Initial Characterization of Geopolymer-Based UHPC Material Properties TR-708A, August 2018

(2018) Initial Characterization of Geopolymer-Based UHPC Material Properties TR-708A, August 2018. Transportation, Department of

Preview	PDF TR-708A_Final Report_geopolymer-based_UHPC_material_properties_w_cvr.pdf File Size:1MB
Preview	PDF TR-708A_Tech Brief_geopolymer-based_UHPC_material_properties_t2.pdf File Size:375kB

Abstract

Ultra-high-performance concrete (UHPC) has great potential as a structural material for bridge engineering due to its excellent strength, ductility, and durability. However, the high Portland cement content required by conventional UHPC poses a major obstacle to widespread practical application because of its high cost and CO2 emissions.

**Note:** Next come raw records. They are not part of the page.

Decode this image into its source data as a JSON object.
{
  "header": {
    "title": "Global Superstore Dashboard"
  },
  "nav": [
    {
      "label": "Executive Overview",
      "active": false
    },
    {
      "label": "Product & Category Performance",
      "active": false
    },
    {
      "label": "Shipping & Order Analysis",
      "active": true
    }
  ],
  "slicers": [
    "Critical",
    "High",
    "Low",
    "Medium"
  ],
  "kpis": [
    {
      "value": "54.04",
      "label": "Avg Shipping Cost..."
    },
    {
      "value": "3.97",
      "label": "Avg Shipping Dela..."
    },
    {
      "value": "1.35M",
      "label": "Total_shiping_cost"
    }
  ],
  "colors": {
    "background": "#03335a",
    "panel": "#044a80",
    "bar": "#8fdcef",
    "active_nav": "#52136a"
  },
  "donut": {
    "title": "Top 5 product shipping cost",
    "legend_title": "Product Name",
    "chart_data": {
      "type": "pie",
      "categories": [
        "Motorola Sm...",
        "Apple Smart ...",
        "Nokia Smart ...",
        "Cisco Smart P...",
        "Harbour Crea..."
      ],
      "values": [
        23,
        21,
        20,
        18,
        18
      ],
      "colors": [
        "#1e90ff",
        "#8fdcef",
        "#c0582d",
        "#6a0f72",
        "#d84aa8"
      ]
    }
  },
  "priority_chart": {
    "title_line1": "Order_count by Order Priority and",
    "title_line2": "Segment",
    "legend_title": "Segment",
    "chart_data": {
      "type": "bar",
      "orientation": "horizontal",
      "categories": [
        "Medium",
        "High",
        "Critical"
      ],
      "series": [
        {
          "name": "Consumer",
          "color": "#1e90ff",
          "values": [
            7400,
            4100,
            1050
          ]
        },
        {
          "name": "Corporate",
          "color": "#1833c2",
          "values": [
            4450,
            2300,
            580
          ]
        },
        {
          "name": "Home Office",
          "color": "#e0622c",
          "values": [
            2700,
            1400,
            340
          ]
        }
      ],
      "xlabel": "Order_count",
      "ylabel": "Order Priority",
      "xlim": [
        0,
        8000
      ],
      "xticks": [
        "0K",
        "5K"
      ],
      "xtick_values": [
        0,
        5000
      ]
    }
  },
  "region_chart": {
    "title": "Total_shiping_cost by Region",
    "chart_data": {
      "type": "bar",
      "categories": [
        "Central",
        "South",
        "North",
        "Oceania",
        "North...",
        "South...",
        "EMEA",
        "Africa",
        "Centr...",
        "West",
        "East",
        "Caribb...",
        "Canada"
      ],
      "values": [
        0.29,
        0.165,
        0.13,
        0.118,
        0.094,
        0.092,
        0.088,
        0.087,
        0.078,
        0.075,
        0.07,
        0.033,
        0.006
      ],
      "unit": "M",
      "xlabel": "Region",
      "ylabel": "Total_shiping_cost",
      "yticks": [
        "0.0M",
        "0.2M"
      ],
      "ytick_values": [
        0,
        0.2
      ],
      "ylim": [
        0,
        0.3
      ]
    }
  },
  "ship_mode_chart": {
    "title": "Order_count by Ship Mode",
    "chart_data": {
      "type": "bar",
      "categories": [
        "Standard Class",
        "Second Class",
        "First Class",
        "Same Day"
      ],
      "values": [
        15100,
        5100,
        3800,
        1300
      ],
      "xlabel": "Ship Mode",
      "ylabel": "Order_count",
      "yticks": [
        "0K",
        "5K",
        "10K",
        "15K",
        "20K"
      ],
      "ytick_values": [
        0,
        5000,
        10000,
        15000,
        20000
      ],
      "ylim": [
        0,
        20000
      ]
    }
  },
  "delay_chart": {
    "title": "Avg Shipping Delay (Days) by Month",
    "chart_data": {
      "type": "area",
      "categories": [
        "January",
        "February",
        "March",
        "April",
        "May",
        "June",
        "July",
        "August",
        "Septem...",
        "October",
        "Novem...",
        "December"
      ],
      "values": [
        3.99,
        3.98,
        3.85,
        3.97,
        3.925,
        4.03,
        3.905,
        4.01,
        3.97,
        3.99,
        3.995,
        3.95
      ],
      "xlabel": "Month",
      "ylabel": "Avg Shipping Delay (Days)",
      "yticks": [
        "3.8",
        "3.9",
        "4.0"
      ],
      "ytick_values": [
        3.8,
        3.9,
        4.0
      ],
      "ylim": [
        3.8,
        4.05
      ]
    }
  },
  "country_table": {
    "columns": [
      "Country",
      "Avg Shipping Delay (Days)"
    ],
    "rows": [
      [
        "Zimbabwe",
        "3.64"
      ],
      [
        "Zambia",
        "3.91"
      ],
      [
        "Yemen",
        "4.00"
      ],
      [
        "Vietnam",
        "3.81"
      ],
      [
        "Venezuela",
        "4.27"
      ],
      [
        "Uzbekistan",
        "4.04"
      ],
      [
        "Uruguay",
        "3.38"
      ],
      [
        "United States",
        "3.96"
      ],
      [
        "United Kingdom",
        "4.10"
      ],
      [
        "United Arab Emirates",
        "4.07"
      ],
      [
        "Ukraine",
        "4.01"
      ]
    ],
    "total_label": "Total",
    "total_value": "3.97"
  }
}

Introducing any sort of composites as replacements for Portland cement would have a positive impact on the practical applications of UHPC. This research project investigated the mechanical properties (such as compression, tension, bending strength, and modulus of elasticity) of geopolymer-based UHPC and a type of composite UHPC using Iowa materials to explore the feasibility of their use in UHPC for transportation infrastructure. In this study, different ultra-high-performance geopolymer (UHPG) mixes were formulated, their mechanical properties were evaluated, and effects of curing methods on the UHPG strength were investigated. The results indicated that usable UHPG can be achieved through engineered formulation using locally available concrete materials. The UHPG sample made in China and tested at Iowa State University (ISU) showed a compressive strength of 123 MPa (17,868 psi) and maximum compressive strain of 0.0047 micro-strain. The UHPG samples made with a slag-fly ash blend and a liquid (activator solution)-to-binder (slag and fly ash) of 0.27 had 28-day compressive strength of 102 MPa (14,800 psi). When reinforced with 2% (by volume) of polyvinyl alcohol (PVA) fiber, the UHPG mixes developed at ISU exhibited strain and displacement hardening behavior in tension and flexure, indicating significant ductility. Replacement of slag for fly ash improved strengths and elastic modulus, but noticeably reduced the deflection at failure and ductility of UHPG. Steam curing at 50°C appeared to be the optimal condition for the UHPG strength development.